We cannot ignore history. We must know what happened before our time because that happening has affected our time. We must know something of the Great Depression in America to understand the basis for and the ramifications of the Social Security program as we presently know it. We must know about the two World Wars of the twentieth century to understand the wars of the twenty-first century.
The same is true with great personalities of the past. They, too, have had an effect on the present. No one can argue the fact that Abraham Lincoln contributed greatly to what we are now as a people and a nation. I don’t think any of us can ignore the twentieth century influence of Dr. Martin Luther King, Jr., on these early years of the twenty-first century. What has happened before affects the now. To know the “before” can help us avoid the pitfalls of the “now.”
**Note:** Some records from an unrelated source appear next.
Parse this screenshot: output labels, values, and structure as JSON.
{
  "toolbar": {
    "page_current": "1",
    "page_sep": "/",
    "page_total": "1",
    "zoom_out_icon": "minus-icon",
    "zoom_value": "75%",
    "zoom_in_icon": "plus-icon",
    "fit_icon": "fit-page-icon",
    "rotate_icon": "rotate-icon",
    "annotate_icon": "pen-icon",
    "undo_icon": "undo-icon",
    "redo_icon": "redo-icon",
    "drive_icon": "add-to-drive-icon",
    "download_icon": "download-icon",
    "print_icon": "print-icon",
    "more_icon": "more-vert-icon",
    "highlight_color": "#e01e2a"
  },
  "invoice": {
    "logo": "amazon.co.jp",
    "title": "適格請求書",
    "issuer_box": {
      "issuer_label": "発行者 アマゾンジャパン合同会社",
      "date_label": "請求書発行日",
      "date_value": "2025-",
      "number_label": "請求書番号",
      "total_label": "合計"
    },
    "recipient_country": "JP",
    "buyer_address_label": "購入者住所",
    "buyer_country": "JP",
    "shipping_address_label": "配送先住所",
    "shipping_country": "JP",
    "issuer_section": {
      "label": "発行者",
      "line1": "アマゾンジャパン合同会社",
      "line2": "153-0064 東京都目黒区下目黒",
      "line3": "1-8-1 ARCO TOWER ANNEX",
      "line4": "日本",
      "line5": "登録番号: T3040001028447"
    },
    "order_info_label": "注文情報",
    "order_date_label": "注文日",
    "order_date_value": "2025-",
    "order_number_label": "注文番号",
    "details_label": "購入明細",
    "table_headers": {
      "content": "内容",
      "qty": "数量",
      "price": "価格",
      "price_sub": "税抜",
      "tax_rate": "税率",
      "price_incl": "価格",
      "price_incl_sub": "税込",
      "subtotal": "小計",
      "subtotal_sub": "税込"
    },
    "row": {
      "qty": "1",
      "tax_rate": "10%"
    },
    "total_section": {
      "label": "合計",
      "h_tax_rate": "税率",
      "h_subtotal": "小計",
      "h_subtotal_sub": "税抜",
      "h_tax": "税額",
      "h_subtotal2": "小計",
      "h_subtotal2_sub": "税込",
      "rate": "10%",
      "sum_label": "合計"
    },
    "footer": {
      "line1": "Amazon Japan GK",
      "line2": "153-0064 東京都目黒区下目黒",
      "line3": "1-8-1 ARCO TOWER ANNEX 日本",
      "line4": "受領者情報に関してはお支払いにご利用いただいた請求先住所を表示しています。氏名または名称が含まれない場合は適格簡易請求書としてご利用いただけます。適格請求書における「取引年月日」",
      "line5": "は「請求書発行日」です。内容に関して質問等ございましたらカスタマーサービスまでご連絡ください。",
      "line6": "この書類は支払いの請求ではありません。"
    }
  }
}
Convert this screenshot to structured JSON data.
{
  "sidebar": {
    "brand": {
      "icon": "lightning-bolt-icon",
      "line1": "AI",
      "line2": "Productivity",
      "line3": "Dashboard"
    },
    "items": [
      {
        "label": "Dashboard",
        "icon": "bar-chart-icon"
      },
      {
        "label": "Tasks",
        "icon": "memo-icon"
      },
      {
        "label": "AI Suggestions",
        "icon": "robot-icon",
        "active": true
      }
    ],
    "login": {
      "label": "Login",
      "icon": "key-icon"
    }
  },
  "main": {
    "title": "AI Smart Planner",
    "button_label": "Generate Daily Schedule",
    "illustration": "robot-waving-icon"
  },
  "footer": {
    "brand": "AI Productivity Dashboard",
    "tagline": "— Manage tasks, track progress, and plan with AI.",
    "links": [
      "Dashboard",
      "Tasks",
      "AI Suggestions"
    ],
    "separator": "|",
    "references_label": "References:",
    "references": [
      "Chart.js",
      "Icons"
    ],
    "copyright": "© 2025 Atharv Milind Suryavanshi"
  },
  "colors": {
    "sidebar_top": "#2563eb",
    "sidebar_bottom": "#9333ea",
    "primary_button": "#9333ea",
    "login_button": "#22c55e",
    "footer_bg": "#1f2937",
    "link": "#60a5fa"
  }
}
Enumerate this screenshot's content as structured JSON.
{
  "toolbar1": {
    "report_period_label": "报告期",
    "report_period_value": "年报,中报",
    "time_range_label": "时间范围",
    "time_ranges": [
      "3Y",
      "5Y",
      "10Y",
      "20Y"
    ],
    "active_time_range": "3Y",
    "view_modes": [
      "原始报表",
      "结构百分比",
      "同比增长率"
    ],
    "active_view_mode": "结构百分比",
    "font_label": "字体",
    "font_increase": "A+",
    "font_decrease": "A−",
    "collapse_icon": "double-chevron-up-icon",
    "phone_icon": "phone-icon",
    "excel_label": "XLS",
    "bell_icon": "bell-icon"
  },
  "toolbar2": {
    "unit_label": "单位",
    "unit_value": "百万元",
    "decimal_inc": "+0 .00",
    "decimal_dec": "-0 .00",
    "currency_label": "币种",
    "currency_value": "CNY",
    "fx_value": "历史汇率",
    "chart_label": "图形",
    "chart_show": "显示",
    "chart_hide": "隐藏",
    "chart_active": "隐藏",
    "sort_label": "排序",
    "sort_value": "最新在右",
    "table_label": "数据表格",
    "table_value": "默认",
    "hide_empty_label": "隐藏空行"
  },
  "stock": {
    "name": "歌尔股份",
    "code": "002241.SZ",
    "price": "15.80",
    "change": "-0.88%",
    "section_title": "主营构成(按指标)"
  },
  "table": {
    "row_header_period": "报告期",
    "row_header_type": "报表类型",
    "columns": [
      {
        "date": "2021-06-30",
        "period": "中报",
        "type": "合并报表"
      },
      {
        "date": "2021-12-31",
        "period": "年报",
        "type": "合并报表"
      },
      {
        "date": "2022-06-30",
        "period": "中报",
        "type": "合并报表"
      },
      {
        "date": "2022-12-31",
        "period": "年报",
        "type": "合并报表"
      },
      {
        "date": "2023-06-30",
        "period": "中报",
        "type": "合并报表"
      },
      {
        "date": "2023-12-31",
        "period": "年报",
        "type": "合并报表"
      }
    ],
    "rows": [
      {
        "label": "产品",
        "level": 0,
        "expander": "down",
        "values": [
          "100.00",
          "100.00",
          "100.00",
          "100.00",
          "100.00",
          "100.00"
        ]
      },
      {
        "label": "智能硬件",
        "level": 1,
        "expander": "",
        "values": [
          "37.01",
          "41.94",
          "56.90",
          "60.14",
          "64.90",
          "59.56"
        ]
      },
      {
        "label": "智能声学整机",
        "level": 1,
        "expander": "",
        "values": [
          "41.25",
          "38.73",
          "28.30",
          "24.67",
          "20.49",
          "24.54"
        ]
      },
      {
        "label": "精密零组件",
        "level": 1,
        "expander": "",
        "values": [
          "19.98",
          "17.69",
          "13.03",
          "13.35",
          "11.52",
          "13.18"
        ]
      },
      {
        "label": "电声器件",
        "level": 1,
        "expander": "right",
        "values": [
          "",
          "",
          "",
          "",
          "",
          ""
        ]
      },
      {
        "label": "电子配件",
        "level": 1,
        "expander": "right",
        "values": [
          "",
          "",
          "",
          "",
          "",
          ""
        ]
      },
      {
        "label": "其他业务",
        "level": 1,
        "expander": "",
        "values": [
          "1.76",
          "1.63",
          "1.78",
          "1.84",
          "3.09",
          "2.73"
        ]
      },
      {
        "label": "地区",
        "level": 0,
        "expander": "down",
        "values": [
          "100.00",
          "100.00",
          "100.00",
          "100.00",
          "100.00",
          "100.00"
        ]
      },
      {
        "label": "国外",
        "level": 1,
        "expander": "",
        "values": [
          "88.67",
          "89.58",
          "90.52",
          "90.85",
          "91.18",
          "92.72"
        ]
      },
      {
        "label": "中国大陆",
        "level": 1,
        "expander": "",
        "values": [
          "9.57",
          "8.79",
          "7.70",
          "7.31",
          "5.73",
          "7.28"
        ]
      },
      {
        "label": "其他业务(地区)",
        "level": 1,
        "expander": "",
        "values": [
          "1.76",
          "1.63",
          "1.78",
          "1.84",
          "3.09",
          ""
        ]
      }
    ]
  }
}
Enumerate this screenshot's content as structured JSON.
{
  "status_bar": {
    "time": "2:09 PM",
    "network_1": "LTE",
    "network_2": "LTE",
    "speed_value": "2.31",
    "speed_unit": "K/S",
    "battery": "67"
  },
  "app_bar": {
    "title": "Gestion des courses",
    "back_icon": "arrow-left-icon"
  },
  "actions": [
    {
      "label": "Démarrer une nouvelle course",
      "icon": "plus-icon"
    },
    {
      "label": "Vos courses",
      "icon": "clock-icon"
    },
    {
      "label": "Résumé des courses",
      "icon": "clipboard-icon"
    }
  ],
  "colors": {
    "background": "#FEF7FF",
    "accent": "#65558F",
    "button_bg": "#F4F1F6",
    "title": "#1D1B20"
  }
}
To know what people thought and what they wrote a century ago can save us from wasting our time re-discovering what has already been discovered. It can save us from the rampant disease of contemporaneity, the arrogance of thinking we are the first to come up with a thought, or idea, or the use of a certain word, or to experience this situation or that event. This does not mean that we cease to “keep up” with the great personalities of our own day—it is a matter of applying the holy conjunctions “both/and.” I will acquaint myself with both the voices of the past and the voices of the present.
This is why I am so very thankful for those friends of the past who visit me occasionally here in my study. I welcome them when they come to me and talk with me through their own written words or the words of a biographer. I have such a visitor this morning: William Temple (1881-1944). A renowned teacher, author, philosopher, and preacher, Temple served as a bishop in the Church of England. He was the Archbishop of Canterbury (as his father before him) from 1942-1944. He was instrumental in the founding of the World Council of Churches and in his efforts to combat anti-Semitism and other forms of prejudice in Britain. I have learned a great deal from Archbishop Temple who died the year after I was born.
William Temple said of the scientific method: “The simple and plain fact is that the scientific method wins its success by ignoring parts of reality as given in experience; it is perfectly right to do this for its own purposes; but it must not be permitted by a kind of bluff to create the impression that what it ignores is non-existent.” Now I can ponder that thought all day long.